The above scenarios demonstrate not only a lack of empathy from multiple parties involved in the care of these patients, but also a gross lack of curiosity on the part of practitioners to get to the root of the problems. Certainly, bias played a role here as well. But in order to be curious, you must first have empathy and take the time to actively listen to your patients.
Surely those of us who have chosen to enter the field of medicine do so because we desire to help others. But when we get into practice, sometimes this desire gets diluted by the expectations from corporations and insurance companies.
We are so quick to judge in this society, especially in our healthcare world. Bias and stereotypes unfortunately still affect patient care. And our system is designed to reward procedures, band-aid fixes, and high productivity. These issues are systemic and repeatedly reinforced, including biases toward certain patient populations.

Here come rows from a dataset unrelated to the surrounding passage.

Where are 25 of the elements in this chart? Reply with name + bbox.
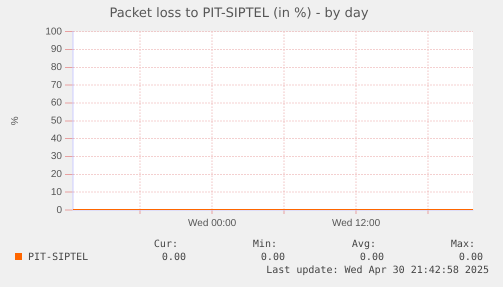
y-tick-label: 50 <box>50 116 62 127</box>
text: 0.00 <box>360 252 384 263</box>
text: 0.00 <box>458 252 483 263</box>
text: 0.00 <box>260 252 285 263</box>
y-tick-label: 30 <box>50 151 62 162</box>
y-tick-label: 70 <box>50 80 62 91</box>
legend-label: PIT-SIPTEL <box>27 252 88 263</box>
text: Min: <box>252 239 277 250</box>
y-tick-label: 80 <box>50 62 62 74</box>
y-tick-label: 60 <box>50 98 62 109</box>
y-tick-label: 100 <box>45 26 62 38</box>
y-tick-label: 20 <box>50 169 62 180</box>
text: Last update: Wed Apr 30 21:42:58 2025 <box>266 265 489 276</box>
x-tick-label: Wed 00:00 <box>188 218 237 229</box>
y-tick-label: 0 <box>56 204 62 216</box>
y-axis-title: % <box>10 116 21 126</box>
y-tick-label: 90 <box>50 44 62 56</box>
x-tick-label: Wed 12:00 <box>332 218 381 229</box>
text: Max: <box>450 239 475 250</box>
y-tick-label: 10 <box>50 186 62 198</box>
chart-title: Packet loss to PIT-SIPTEL (in %) - by day <box>109 6 369 22</box>
text: Avg: <box>352 239 376 250</box>
text: Cur: <box>154 239 178 250</box>
y-tick-label: 40 <box>50 133 62 144</box>
text: 0.00 <box>162 252 186 263</box>
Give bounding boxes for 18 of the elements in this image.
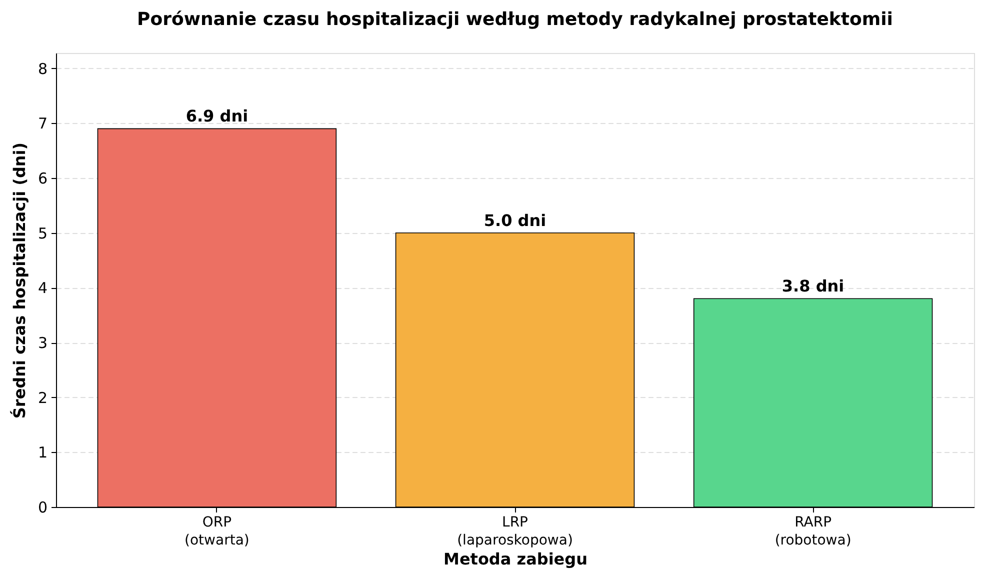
y-tick-label: 4 (38, 279, 48, 298)
x-tick-label: LRP (laparoskopowa) (457, 514, 573, 548)
y-tick-label: 0 (38, 498, 48, 516)
y-tick-label: 5 (38, 224, 48, 242)
data-label: 6.9 dni (186, 106, 248, 126)
chart-title: Porównanie czasu hospitalizacji według metody radykalnej prostatektomii (137, 9, 893, 30)
y-tick-label: 3 (38, 334, 48, 352)
y-tick-label: 7 (38, 114, 48, 133)
x-tick-label: RARP (robotowa) (774, 514, 852, 548)
y-tick-label: 2 (38, 388, 48, 407)
x-axis-title: Metoda zabiegu (444, 550, 588, 568)
y-tick-label: 1 (38, 444, 48, 462)
x-tick-label: ORP (otwarta) (184, 514, 250, 548)
data-label: 3.8 dni (782, 276, 844, 296)
y-axis-title: Średni czas hospitalizacji (dni) (10, 142, 29, 419)
y-tick-label: 6 (38, 170, 48, 188)
data-label: 5.0 dni (484, 210, 546, 230)
y-tick-label: 8 (38, 60, 48, 78)
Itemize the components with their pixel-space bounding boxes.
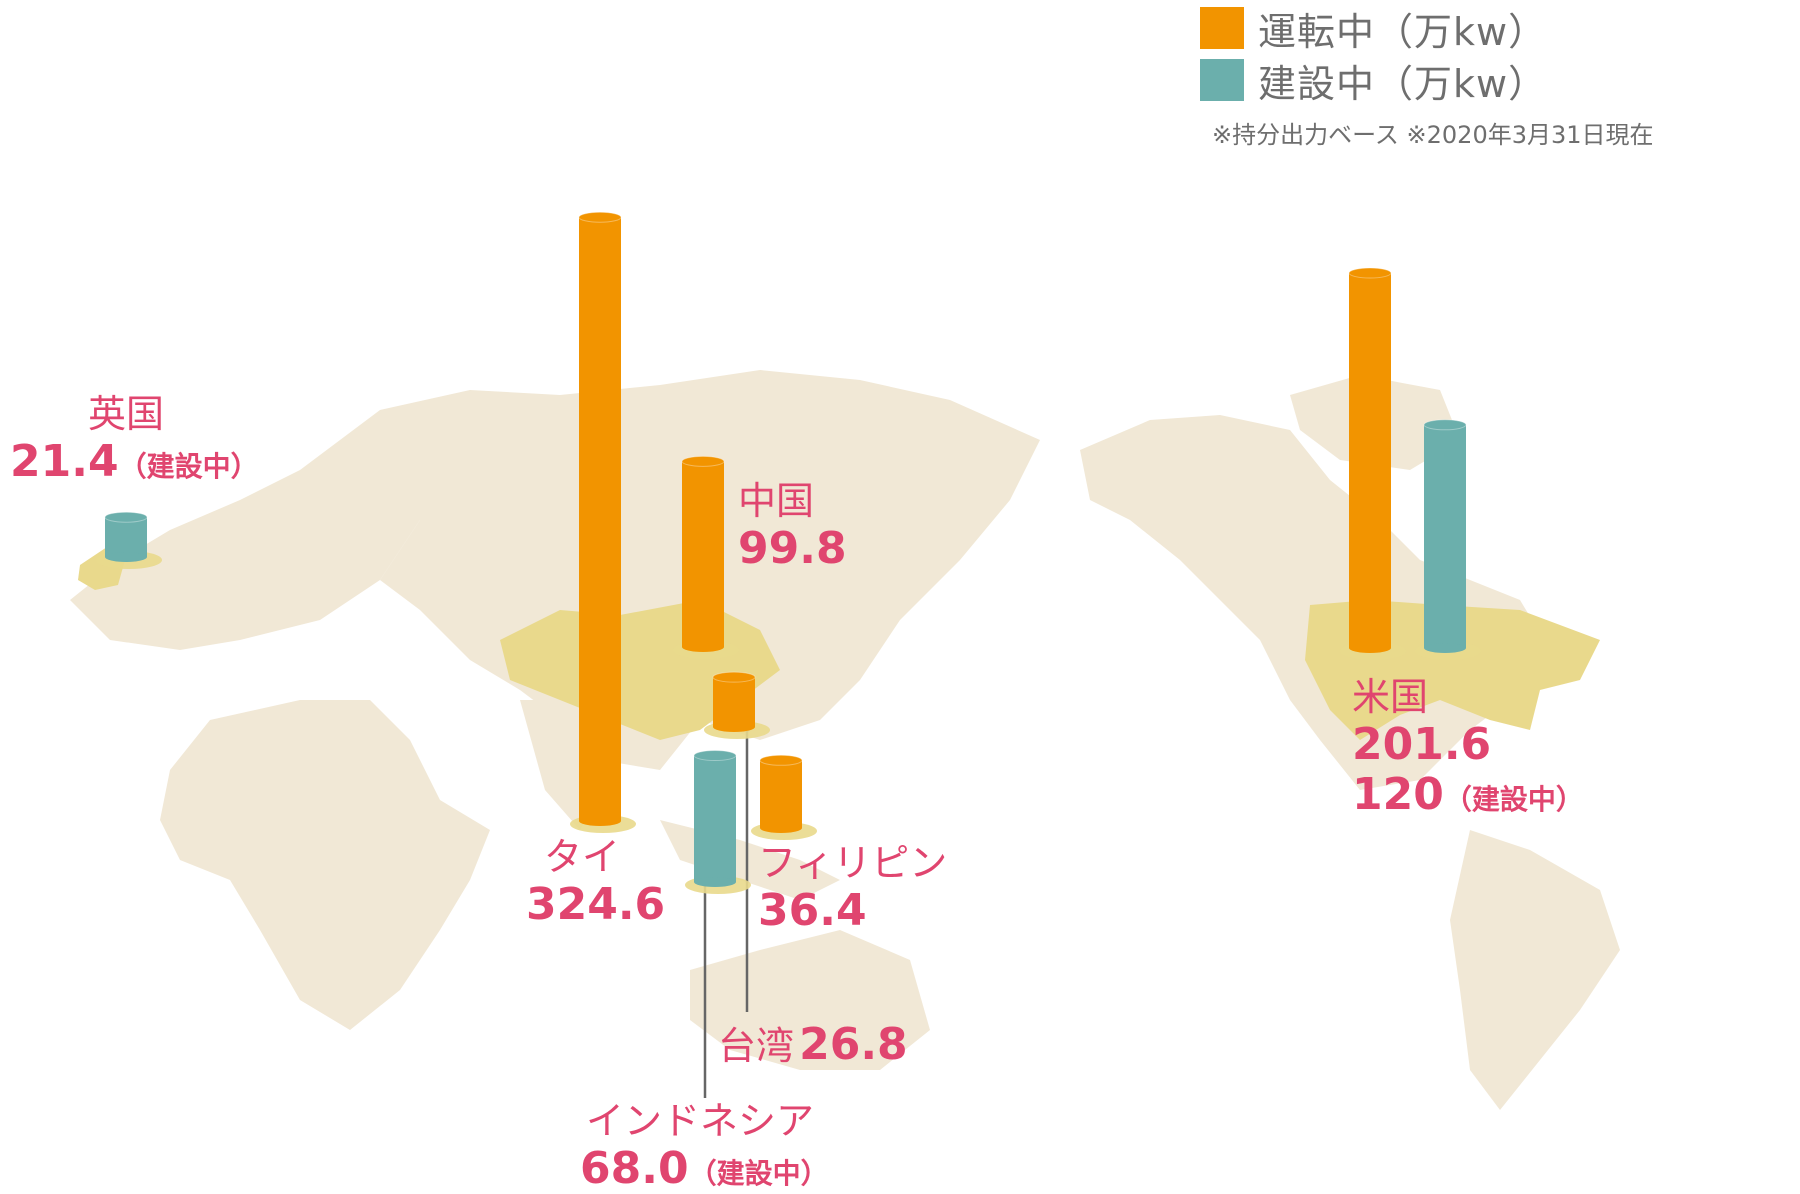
label-usa-name: 米国 xyxy=(1352,675,1429,719)
legend: 運転中（万kw） 建設中（万kw） xyxy=(1200,2,1547,106)
bar-1 xyxy=(96,511,162,569)
bar-body xyxy=(1424,424,1466,648)
bar-top xyxy=(578,211,622,223)
bar-top xyxy=(712,671,756,683)
legend-label-operating: 運転中（万kw） xyxy=(1258,9,1548,54)
label-usa-sub: （建設中） xyxy=(1443,783,1584,817)
label-china-value: 99.8 xyxy=(738,522,847,574)
legend-swatch-operating xyxy=(1200,7,1244,49)
label-thailand-name: タイ xyxy=(544,835,621,879)
label-philippines: フィリピン 36.4 xyxy=(758,841,948,936)
bar-6 xyxy=(751,754,817,840)
bar-body xyxy=(694,755,736,882)
label-usa-value-construction: 120 xyxy=(1352,769,1444,821)
bar-body xyxy=(105,517,147,557)
label-indonesia-name: インドネシア xyxy=(586,1099,815,1143)
bar-body xyxy=(682,461,724,647)
bar-top xyxy=(1348,267,1392,279)
bar-top xyxy=(693,750,737,762)
bar-bottom xyxy=(1424,643,1466,653)
label-usa-value: 201.6 xyxy=(1352,718,1492,770)
label-uk-sub: （建設中） xyxy=(118,449,259,483)
bar-bottom xyxy=(694,877,736,887)
bar-bottom xyxy=(713,722,755,732)
bar-body xyxy=(760,760,802,828)
bar-bottom xyxy=(1349,643,1391,653)
label-indonesia-sub: （建設中） xyxy=(688,1156,829,1190)
bar-3 xyxy=(673,455,739,659)
bar-body xyxy=(713,677,755,727)
label-indonesia: インドネシア 68.0（建設中） xyxy=(580,1099,829,1194)
bar-5 xyxy=(685,750,751,894)
label-taiwan-name: 台湾 xyxy=(718,1024,795,1068)
bar-4 xyxy=(704,671,770,739)
land-asia xyxy=(300,370,1040,770)
bar-7 xyxy=(1340,267,1406,660)
label-china-name: 中国 xyxy=(738,479,815,523)
label-usa: 米国 201.6 120（建設中） xyxy=(1352,675,1584,821)
legend-note: ※持分出力ベース ※2020年3月31日現在 xyxy=(1212,121,1654,149)
bar-2 xyxy=(570,211,636,833)
land-australia xyxy=(690,930,930,1070)
bar-bottom xyxy=(105,552,147,562)
bar-bottom xyxy=(682,642,724,652)
legend-label-construction: 建設中（万kw） xyxy=(1258,61,1548,106)
bar-top xyxy=(759,754,803,766)
legend-swatch-construction xyxy=(1200,59,1244,101)
label-taiwan-value: 26.8 xyxy=(799,1019,908,1070)
bar-8 xyxy=(1415,419,1481,660)
bar-top xyxy=(681,455,725,467)
land-africa xyxy=(160,700,490,1030)
land-south-america xyxy=(1450,830,1620,1110)
label-thailand: タイ 324.6 xyxy=(526,835,666,930)
land-europe xyxy=(70,450,420,650)
label-taiwan: 台湾 26.8 xyxy=(718,1019,908,1071)
label-uk-value: 21.4 xyxy=(10,435,119,487)
label-uk: 英国 21.4（建設中） xyxy=(10,392,259,487)
label-philippines-value: 36.4 xyxy=(758,884,867,936)
label-china: 中国 99.8 xyxy=(738,479,847,574)
label-thailand-value: 324.6 xyxy=(526,878,666,930)
bars-layer xyxy=(96,211,1481,894)
legend-item-construction: 建設中（万kw） xyxy=(1200,54,1547,106)
bar-top xyxy=(104,511,148,523)
bar-bottom xyxy=(760,823,802,833)
bar-top xyxy=(1423,419,1467,431)
label-uk-name: 英国 xyxy=(88,392,165,436)
bar-body xyxy=(579,217,621,821)
bar-bottom xyxy=(579,816,621,826)
label-indonesia-value: 68.0 xyxy=(580,1142,689,1194)
legend-item-operating: 運転中（万kw） xyxy=(1200,2,1547,54)
bar-body xyxy=(1349,273,1391,648)
label-philippines-name: フィリピン xyxy=(758,841,948,885)
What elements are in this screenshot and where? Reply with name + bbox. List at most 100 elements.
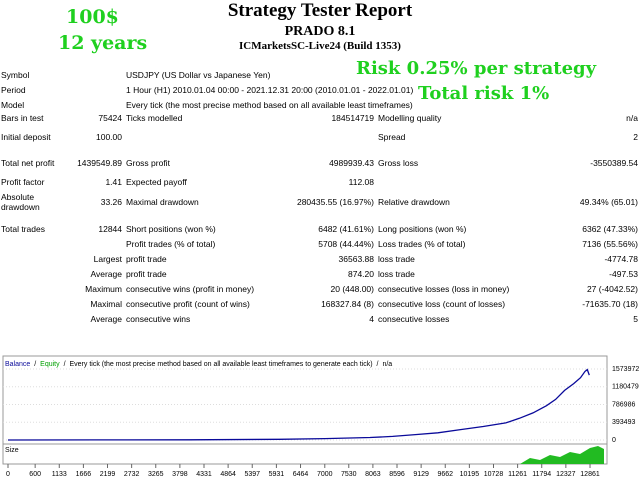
x-tick-label: 8063 [365, 471, 381, 478]
note: Total risk 1% [418, 83, 550, 104]
x-tick-label: 0 [6, 471, 10, 478]
x-tick-label: 7000 [317, 471, 333, 478]
field-label: 1 Hour (H1) 2010.01.04 00:00 - 2021.12.3… [126, 85, 414, 95]
x-tick-label: 600 [29, 471, 41, 478]
field-value: -71635.70 (18) [582, 299, 638, 309]
field-value: Maximal [90, 299, 122, 309]
field-value: 2 [633, 132, 638, 142]
field-value: 4 [369, 314, 374, 324]
field-label: Relative drawdown [378, 197, 450, 207]
field-label: loss trade [378, 269, 415, 279]
field-value: n/a [626, 113, 638, 123]
field-value: 5708 (44.44%) [318, 239, 374, 249]
field-label: Absolute drawdown [1, 192, 40, 212]
server: ICMarketsSC-Live24 (Build 1353) [239, 40, 401, 52]
field-value: 1.41 [105, 177, 122, 187]
field-label: consecutive losses (loss in money) [378, 284, 510, 294]
report-row: Maximum consecutive wins (profit in money… [0, 282, 640, 296]
field-value: 112.08 [348, 177, 374, 187]
field-value: Largest [93, 254, 122, 264]
report-row: Symbol USDJPY (US Dollar vs Japanese Yen) [0, 68, 640, 82]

As unfair and distressing as this is, we can change this. Even just a little empathy from a provider can change the experience of our patients seeking healthcare. It is possible for future and current healthcare providers to foster these skills, both during their medical training and through continuing education. Empathy can help us look at patients more holistically. And it can definitely help us be better clinicians. That’s the power of empathy.
I’m publishing this as I sit in the ER with a family member. I’m here to advocate. That’s what I do.
As always, I hope you all are safe and healthy.